The United States' National Highway Traffic Safety Administration has given the Tesla Model S a safety rating that exceeds the usual five-star total, not only for its overall performance but for every subcategory "without exception." The agency added that although it doesn't publish a star rating above 5, safety levels that exceed 5 stars in the overall vehicle safety score are provided to manufacturers, which, in the case of the Model S, was a "new combined record of 5.4 stars."
The NHTSA added that--of all the vehicles it has tested, including every major make and model approved for sale in the US--the Model S set a new record "for the lowest likelihood of injury to occupants." And while the Model S is a sedan, it also exceeded the safety score of all SUVs and minivans, taking into account the probability of injury from front, side, rear and rollover accidents.
When it comes to the front crash test, the Model S's advantage is that it doesn't have a large engine block, "creating a much longer crumple zone to absorb a high-speed impact." For the side pole intrusion test, the Model S was the only car in the "good" category among the other top 1% of vehicles tested, thanks to the multiple deep aluminum extrusions in the side rail of the car that absorb the impact energy and transfer load to the rest of the vehicle.
Given the optional third-row children's seat of the Model S, the rear crash test was important for the car to pass--which it did--due to the factory-installed double bumper that comes as standard if the third-row seat is ordered. According to Tesla, the third row is "the safest location in the car for frontal or side injuries."
The Model S also aced the rollover test. During testing at an independent facility, the Model S reportedly refused to turn over via normal methods. Apparently, with the car's battery pack being mounted below the floorpan, this gives the Model S a very low center of gravity, "which simultaneously ensures exceptional handling and safety."

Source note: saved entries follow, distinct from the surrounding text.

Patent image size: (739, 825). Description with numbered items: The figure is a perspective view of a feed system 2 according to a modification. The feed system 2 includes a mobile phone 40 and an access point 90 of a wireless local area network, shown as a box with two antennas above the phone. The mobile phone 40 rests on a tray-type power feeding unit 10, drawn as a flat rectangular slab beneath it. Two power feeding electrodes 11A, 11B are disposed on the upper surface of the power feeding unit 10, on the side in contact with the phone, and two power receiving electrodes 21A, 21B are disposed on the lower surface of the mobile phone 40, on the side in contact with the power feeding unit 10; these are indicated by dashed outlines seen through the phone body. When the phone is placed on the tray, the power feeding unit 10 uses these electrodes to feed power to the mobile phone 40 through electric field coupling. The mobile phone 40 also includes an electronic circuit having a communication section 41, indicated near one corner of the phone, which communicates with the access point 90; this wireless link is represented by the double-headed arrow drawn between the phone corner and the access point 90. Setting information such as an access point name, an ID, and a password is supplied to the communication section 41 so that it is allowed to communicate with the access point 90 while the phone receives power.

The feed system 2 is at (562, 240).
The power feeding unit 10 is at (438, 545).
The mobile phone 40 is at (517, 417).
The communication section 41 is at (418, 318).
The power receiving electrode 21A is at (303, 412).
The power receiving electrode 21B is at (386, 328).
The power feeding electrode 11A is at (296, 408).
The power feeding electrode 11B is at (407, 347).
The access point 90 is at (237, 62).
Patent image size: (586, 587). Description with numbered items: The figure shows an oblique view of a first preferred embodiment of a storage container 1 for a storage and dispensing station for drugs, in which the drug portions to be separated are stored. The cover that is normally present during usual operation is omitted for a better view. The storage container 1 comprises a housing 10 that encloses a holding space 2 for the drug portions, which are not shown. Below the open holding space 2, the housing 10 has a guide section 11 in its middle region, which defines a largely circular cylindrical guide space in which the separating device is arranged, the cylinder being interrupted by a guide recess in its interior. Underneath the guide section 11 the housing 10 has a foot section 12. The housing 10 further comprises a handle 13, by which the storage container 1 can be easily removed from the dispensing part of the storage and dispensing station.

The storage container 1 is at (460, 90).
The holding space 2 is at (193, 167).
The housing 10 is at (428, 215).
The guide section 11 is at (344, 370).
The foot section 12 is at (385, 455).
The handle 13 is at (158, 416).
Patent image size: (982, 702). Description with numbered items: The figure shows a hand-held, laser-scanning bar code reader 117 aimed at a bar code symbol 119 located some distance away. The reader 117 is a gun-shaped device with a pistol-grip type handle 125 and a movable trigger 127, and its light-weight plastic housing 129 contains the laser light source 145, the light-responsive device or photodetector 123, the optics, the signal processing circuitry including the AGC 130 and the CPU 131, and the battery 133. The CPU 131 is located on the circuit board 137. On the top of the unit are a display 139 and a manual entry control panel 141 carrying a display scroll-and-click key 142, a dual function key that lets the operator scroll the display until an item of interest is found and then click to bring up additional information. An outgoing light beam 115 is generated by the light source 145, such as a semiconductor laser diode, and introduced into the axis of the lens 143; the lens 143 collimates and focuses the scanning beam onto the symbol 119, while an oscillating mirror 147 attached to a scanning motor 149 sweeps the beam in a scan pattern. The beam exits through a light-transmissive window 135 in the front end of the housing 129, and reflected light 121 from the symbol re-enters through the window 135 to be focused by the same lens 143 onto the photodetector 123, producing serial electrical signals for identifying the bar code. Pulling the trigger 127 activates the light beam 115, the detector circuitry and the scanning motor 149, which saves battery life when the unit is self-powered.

What's really worth noting is that, during the validation of the Model S's roof crush protection at an independent commercial facility, the testing machine apparently failed at just above 4 g's. So while the exact figure is uncertain, what this means is that "at least four additional fully loaded Model S vehicles could be placed on top of an owner's car without the roof caving in." Credit supposedly goes to a center B-pillar reinforcement "attached via aerospace grade bolts."
As for the Model S's lithium-ion battery, it did not catch fire "at any time before, during or after the NHTSA testing."
So, it seems Meralco chairman Manny V. Pangilinan has the safest car in the Philippines.